Une partie des électeurs de gauche ne lui a pas pardonné d'avoir choisi la deuxième option. Le candidat du PSOE, Alfredo Pérez Rubalcaba, a beau défendre un programme de relance, il peine à se dédouaner du bilan d'un gouvernement dont il était numéro deux jusqu'en juillet.
"Il y a un sentiment de découragement général, où [les Espagnols] se disent 'finalement, la gauche ou la droite, c'est pareil", appuie Bernard Bessière, spécialiste de l'Espagne au Centre aixois d'études romanes. Paradoxalement, les votants de gauche pourraient donc favoriser la droite en restant chez eux : l'abstention pourrait grimper jusqu'à 40 % (article en espagnol), selon le quotidien espagnol El País.
• Parce que les "indignés" ne font pas de politique
Les "indignés" espagnols ont beaucoup fait parler d'eux, mais devraient peu peser sur les élections. "Les 'indignés' ne sont pas assez nombreux pour changer une élection", constate Fermín Bouza, sociologue spécialiste de l'opinion publique à l'université Complutense de Madrid.
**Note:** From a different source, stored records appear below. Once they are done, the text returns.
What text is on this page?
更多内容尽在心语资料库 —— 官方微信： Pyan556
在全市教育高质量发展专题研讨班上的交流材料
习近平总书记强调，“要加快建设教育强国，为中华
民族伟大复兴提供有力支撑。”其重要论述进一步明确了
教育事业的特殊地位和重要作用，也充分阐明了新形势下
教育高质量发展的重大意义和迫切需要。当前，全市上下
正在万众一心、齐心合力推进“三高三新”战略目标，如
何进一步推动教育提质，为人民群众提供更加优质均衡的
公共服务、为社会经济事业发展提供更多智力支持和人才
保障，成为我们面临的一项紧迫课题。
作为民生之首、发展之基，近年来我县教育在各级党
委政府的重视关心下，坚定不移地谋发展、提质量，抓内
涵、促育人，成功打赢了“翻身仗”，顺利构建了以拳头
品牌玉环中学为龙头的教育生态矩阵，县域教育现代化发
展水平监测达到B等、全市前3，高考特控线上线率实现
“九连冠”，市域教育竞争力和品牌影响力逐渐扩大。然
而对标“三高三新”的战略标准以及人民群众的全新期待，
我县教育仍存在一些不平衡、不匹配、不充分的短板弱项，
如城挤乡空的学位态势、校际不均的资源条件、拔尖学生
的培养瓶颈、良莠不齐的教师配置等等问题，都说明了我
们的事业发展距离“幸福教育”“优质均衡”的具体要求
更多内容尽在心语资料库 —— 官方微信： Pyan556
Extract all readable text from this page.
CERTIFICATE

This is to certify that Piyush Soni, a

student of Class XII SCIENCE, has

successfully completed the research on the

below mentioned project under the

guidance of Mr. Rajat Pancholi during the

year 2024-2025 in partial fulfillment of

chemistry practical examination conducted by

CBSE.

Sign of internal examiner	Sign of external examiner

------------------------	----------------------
Qui plus est, beaucoup rejettent en bloc la classe politique et devraient rejoindre le banc des abstentionnistes. "Quand le PP a remporté les élections régionales [en mai 2011], ils ont dit 'ça ne nous concerne pas'", rappelle Bruno Vargas.
• Parce que Mariano Rajoy reste flou sur son programme
De son côté, Mariano Rajoy, président du PP et candidat malheureux aux élections de 2008, clame haut et fort qu'il saura remettre le pays sur pied. "Tout le monde doit savoir que pour mon gouvernement, la priorité sera de tenir les engagements de l'Espagne à Bruxelles", explique-t-il jeudi 17 novembre dans un entretien à El País (article en espagnol), affirmant vouloir "couper dans tout", sauf les retraites.
Au grand dam de l'opposition, le candidat du PP se garde cependant de détailler des mesures qui risquent de peser lourdement sur la population espagnole. "Moins il en dit, mieux il se porte", résume Bernard Bessière.
• Parce que l'ETA, ça ne compte pas
Le geste historique des indépendantistes basques d'ETA, qui ont déposé les armes le 20 octobre, aurait pu être versé au crédit du gouvernement, mais devrait avoir peu d'effet. L'attitude face à cette organisation "était une politique d'Etat, sur laquelle les deux partis étaient d'accord", analyse Bruno Vargas. Enfin, explique Fermín Bouza, avec la crise, "il y a longtemps que le terrorisme n'est plus un thème important [dans les élections]".